I am running your 3.5" lift and thinking about going to your 3 link system. I already have a rear truss made by Artec. Will your 3 link work with that truss or does it have to be the RK truss?
We have not tried to run it with their rear truss, you would have to take some measurements. You can also post up some pics of how it is layed out and we can point you in the right direction to go.
I am proud to say I am about to purchase your 3.5" Max Travel System for my 2011 JK Sport. My plan is to go with 37x12.5x17 Good Year MT/R Kevlar tires with your lift system. My wheels are 17"s with 4.5" backspacing. Fenders are the Genright (like stock) fenders. I have Blistein 5100 shocks sitting on my floor waiting to go in as well. What would you recommend to me as far as my bump stops go? On your site, under the 3.5" MTS link, it says "**Choose your bump stop lengths after you choose your wheel/tire and fender combination". Thank you.
I am proud to say I am about to purchase your 3.5" Max Travel System for my 2011 JK Sport. My plan is to go with 37x12.5x17 Good Year MT/R Kevlar tires with your lift system. My wheels are 17"s with 4.5" backspacing. Fenders are the Genright (like stock) fenders. I have Blistein 5100 shocks sitting on my floor waiting to go in as well. What would you recommend to me as far as my bump stops go? On your site, under the 3.5" MTS link, it says "**Choose your bump stop lengths after you choose your wheel/tire and fender combination". Thank you.
Sounds like a cool rig! As far as bump stops go you will need a minimum of a 3" in the front due to the drag link flip, and we would recommend 3" bumps in the rear as well.
If you have a complaint and choose not to send a PM to RK ( although that's the way that kind of thing SHOULD be handled) then at the very least, keep your replies civil and respectful.
Keep the foul language to a minimum... ESPECIALLY when addressing RK. They did not have to start this thread. The JKO community is very fortunate to have them on board as well as taking the time to address questions by initiating this thread.
THIS IS TECH. Please maintain some level of maturity when offering complaints, concerns, or criticism to the vendor or to other members.
I already have your 2.5 max travel kit on my 2 door, and just recently added your front and rear upper control arms, track bars, tie rod and drag link too.
I am thinking about installing your 3" stretch. My questions are:
I have a rear Currie Anti-rock already installed. Are any modifications required to it (e.g. shorten it by 3 inches / change the torsion bar etc).
I have a Teraflex driveshaft - does it need to be extended?
Currie actually sells a shorter arm for the sides of the anti-rock, you will need it to have the shorter arm when stretching it. The driveshaft as well will need to lengthened.

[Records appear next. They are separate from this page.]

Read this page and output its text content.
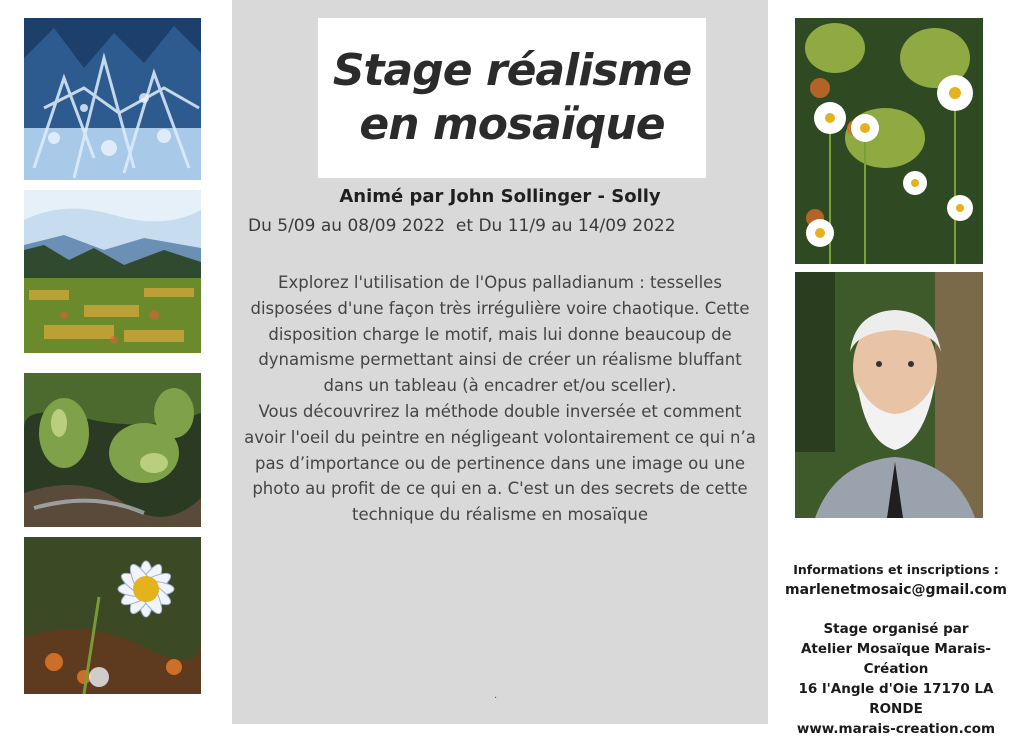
Stage réalisme
en mosaïque
Animé par John Sollinger - Solly
Du 5/09 au 08/09 2022  et Du 11/9 au 14/09 2022
Explorez l'utilisation de l'Opus palladianum : tesselles
disposées d'une façon très irrégulière voire chaotique. Cette
disposition charge le motif, mais lui donne beaucoup de
dynamisme permettant ainsi de créer un réalisme bluffant
dans un tableau (à encadrer et/ou sceller).
Vous découvrirez la méthode double inversée et comment
avoir l'oeil du peintre en négligeant volontairement ce qui n’a
pas d’importance ou de pertinence dans une image ou une
photo au profit de ce qui en a. C'est un des secrets de cette
technique du réalisme en mosaïque
.
Informations et inscriptions :
marlenetmosaic@gmail.com
Stage organisé par
Atelier Mosaïque Marais-Création
16 l'Angle d'Oie 17170 LA RONDE
www.marais-creation.com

I have decided to pull the trigger as well on a 3.5 max travel lift for a 2012 jku Sahara. Plan is to run this lift with PSC flats and fox shocks on 37x13.5xr17s open country mts. Wondering what fox remote res shocks do you recommend as I am having quite a hard time deciding on shocks for my rig with out exceeding 1000 cnd dollars
All you have to do is match the fox shock lengths to our recommended shock lengths. Our shock lengths are all located in the description of each of our kits on our website.